There are several reasons why the RCT is particularly unlikely to be the best study design in social contexts.

Bleeding of effects from the intervention group into the control group

When the subjects of an experiment are free-living humans,the effects of the study treatment can bleed from the intervention group into the control group, destroying the comparison between the groups. For example, subjects in the active arm of a drug trial sometimes share their drugs with friends in the control group. This can happen even in a blinded study, either because the sharing goes both ways, or because the subjects are able to tell which pill is the active one by its medical effects. In this case, an intention-to-treat analysis, as mandated by orthodox RCT methodology, is inappropriate. Often, the best solution in such cases is to analyze the study’s results according to the drugs actually taken by each subject, rather than by the drugs delivered to each subject. This may well be easiest to do if the study is deliberately not blinded, because in a blind study the subjects have an extra incentive to lie about their actions, for fear of being seen to have broken the blinding. Another way to avoid this effect would be to use a historical, non-randomized control group. The details of the best methodology will depend on the details of the social interactions of the subjects with the researchers. The necessity of taking these interactions into account argues against the automatic privileging of a particular simple research methodology such as the RCT.
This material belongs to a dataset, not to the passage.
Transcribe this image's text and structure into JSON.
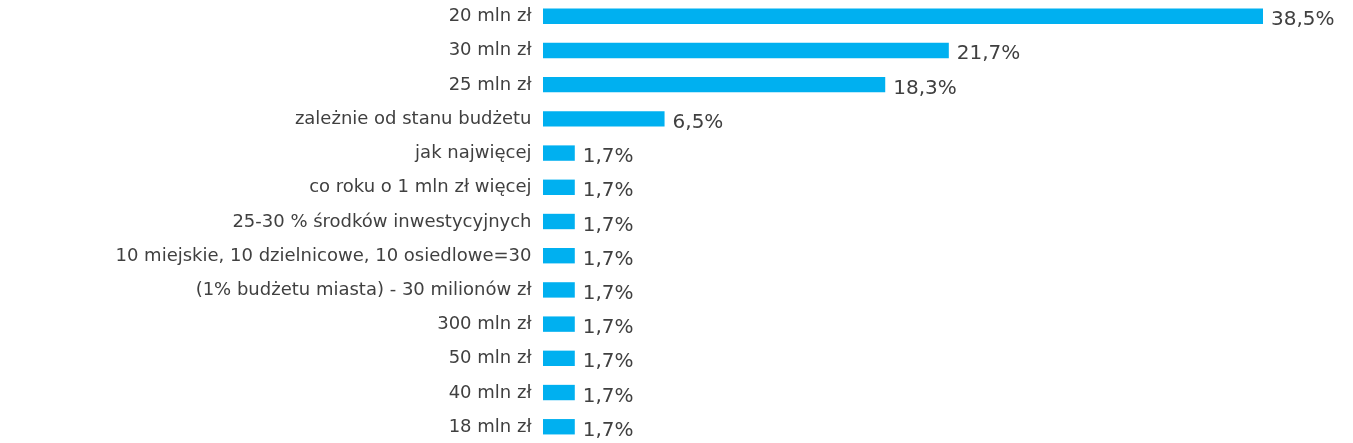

Disincentives to participation

Randomization can provide disincentives to participation, which can cause problems on two levels. First, the requirement for studies to take the form of an RCT may make some topics impossible to study. For example, new treatments are frequently considered better than old treatments, even though this superiority may not have been scientifically established. In this case, patients have an extreme disincentive to enter a randomized study comparing the two treatments, and even to ask them to enter may be unethical (Little 2003; Miller and Weijer 2003). Such treatments can be compared more fruitfully using other methods, such as historical (non-RCT) control groups. Second, the benefits of randomization are diminished or extinguished when the subjects who drop out of the intervention group are not identical to the subjects who drop out of the control group. For example, try asking a community of sex workers who make money from unprotected sex to accept randomization into a safe-sex program. The resulting study won’t be representative because there will be differential drop-out: some of the subjects who are randomized to the safe- sex arm will drop out rather than lose income. Not only are the subjects who drop out generally not identical to those who don’t, there are reasons to believe that in many studies they will exhibit major systematic differences’for example, in a drug trial subjects who drop out of a treatment group (but not a control group) will often be those least able to cope with drug toxicity or other side effects. Statistical methods can minimize the damage caused in these cases, but only if the differential dropout is recognized as such. Dropout from RCTs is almost always treated as random, as required by intention-to-treat analysis, and this should be expected to often lead to substantially incorrect results. This problem is avoided in (some) non-RCT studies in which variables related to dropout are explicitly modelled throughout the analysis.